I think a blown 572 might be a good swap. Better get used to buying rear tires,lol


----------



## ABES (Jun 10, 2007)

Mark13;551942 said:


> I think a blown 572 might be a good swap. Better get used to buying rear tires,lol


lol I mind as well Its a truck and it gets bad gas mileage no matter what. Im just trying to decide if i should keep this truck and put some more money in it or if i should trade it in on a new dodge diesel this summer but with diesel prices lately im not sure thats the best choice.


----------



## Mark13 (Dec 3, 2006)

Sydenstricker Landscaping;551887 said:


> If you are going with the LS1 swap, might as well upgrade to the LS6. More horsepower and more torque that way


I'm only considering the ls1 swap because I may be able to get all the stuff for free including the motor.



ABES;551944 said:


> lol I mind as well Its a truck and it gets bad gas mileage no matter what. Im just trying to decide if i should keep this truck and put some more money in it or if i should trade it in on a new dodge diesel this summer but with diesel prices lately im not sure thats the best choice.


You may be able to convert it to run WVO and save some money there.


----------



## ABES (Jun 10, 2007)

Not sure how WVO would work here in the -30 temps. 

The 350 is running a lot better now I just ran some seafoam through the intake cleaned it out real good.


----------



## Mark13 (Dec 3, 2006)

ABES;551992 said:


> Not sure how WVO would work here in the -30 temps.


I think they make heated tank pads. You would have to start and stop the truck on #2 but could run wvo once you hit operation temps. Which depending on how much you drive could save some good coin.


----------



## derekbroerse (Mar 6, 2004)

Mark13;551837 said:


> Check out fullsizechevy.com if you want to learn quite a bit more about the gm trucks.
> 
> I'm not sure how much power you want but you can always look into an LS1 swap. I'm hopeful that the camero the firedepartment is going to burn has an LS1 and I can get my hands on it.:bluebounc


Why on earth are they going to burn a V8 Camaro? Those things are still worth some good coin... and they aren't that common, so not a great exercise for the guys (like a more run-of-the-mill car). Burn a Honda or something....


----------



## Mark13 (Dec 3, 2006)

derekbroerse;552044 said:


> Why on earth are they going to burn a V8 Camaro?

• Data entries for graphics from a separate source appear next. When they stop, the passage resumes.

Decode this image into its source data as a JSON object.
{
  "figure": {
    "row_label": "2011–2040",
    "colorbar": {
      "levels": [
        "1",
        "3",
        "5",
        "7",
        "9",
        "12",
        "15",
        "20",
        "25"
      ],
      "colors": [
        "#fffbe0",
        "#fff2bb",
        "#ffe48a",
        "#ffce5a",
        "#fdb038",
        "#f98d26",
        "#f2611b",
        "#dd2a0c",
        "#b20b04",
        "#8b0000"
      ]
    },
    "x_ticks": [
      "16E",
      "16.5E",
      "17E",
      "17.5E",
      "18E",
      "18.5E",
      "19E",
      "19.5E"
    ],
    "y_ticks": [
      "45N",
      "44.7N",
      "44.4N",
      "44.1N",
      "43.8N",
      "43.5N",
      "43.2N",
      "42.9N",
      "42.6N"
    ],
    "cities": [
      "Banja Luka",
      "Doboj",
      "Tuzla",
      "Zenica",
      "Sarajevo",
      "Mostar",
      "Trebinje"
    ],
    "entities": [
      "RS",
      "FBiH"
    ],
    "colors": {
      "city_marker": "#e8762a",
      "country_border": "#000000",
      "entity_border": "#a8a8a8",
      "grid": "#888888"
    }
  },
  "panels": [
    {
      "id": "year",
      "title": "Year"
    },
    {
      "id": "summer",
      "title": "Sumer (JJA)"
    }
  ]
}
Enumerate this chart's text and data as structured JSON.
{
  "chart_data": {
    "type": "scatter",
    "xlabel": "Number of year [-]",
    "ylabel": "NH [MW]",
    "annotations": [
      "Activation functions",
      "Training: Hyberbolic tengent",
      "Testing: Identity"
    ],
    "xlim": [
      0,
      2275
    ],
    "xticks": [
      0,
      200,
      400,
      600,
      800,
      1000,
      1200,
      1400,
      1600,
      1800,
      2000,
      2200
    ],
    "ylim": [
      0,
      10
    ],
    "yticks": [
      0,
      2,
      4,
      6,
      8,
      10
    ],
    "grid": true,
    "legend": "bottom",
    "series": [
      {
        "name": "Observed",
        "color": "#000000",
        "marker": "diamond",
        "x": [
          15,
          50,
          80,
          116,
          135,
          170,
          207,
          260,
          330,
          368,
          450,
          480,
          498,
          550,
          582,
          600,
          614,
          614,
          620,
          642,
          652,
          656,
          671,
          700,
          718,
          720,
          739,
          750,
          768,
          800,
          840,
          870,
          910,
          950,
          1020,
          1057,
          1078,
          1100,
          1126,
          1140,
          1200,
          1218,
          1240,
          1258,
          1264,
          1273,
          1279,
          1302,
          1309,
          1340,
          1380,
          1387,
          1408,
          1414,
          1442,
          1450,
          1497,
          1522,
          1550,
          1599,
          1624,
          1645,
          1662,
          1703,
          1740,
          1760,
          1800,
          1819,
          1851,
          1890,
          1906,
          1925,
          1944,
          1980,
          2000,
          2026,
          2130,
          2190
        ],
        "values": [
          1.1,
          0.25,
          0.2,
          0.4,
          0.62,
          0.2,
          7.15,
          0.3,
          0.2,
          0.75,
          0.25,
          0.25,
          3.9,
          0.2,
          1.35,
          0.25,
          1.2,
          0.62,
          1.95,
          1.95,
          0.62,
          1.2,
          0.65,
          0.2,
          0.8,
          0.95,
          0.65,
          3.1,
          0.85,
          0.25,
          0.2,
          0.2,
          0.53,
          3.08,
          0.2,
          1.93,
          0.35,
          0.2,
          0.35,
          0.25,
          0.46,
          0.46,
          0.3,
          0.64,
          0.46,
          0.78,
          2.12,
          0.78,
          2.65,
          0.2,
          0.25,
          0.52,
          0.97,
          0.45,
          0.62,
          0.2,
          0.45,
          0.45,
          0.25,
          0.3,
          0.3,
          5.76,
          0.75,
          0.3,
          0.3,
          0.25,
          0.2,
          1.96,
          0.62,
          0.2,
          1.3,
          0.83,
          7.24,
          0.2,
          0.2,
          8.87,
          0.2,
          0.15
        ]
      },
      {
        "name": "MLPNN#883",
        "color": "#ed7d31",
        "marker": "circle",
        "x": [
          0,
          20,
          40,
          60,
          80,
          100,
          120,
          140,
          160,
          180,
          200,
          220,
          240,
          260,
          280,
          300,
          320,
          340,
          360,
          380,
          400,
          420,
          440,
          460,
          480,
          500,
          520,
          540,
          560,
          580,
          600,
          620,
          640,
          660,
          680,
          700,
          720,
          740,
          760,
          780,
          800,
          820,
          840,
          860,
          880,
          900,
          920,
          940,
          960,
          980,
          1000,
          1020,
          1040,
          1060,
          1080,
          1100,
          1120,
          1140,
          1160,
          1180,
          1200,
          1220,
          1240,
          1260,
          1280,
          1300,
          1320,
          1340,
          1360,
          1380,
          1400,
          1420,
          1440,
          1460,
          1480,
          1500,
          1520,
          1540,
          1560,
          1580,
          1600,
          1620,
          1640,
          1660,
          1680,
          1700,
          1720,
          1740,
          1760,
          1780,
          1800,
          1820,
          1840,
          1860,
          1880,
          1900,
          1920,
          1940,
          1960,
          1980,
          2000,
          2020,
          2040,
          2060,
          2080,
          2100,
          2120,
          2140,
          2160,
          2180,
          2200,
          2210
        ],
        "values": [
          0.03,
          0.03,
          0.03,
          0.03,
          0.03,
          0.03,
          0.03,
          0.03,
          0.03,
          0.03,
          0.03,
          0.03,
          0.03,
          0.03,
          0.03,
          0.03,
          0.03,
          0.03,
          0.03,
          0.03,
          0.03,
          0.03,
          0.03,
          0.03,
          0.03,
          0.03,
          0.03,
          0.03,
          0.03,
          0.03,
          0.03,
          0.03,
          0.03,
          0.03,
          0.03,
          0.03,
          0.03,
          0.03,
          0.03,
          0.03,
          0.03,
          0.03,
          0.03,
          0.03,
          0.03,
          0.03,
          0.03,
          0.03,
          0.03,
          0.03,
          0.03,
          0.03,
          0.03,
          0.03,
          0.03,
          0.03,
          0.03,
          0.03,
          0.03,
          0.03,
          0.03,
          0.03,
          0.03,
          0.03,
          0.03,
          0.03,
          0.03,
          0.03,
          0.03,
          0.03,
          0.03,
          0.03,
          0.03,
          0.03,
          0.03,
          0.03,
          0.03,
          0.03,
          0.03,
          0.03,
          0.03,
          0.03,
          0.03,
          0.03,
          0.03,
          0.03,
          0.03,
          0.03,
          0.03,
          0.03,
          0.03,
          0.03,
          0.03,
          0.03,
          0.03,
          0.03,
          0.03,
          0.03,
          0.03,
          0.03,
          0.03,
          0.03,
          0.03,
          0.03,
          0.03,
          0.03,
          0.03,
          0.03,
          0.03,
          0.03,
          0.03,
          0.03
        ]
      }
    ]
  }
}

Those things are still worth some good coin... and they aren't that common, so not a great exercise for the guys (like a more run-of-the-mill car). Burn a Honda or something....


Idk, its for the firefighter training class. There has to be something wrong with it we arn't sure. It may be a v6 car but by the looks of it my guess is ls1. There is also an older iroc from the 80s sitting behind it missing the drivers door. They have burned a few vehicles that we have no clue what is wrong with them. They get donated by a towing company. 2 years ago they burned a ford windstar van from the mid 90s that we could not find anything wrong with that was donated.


----------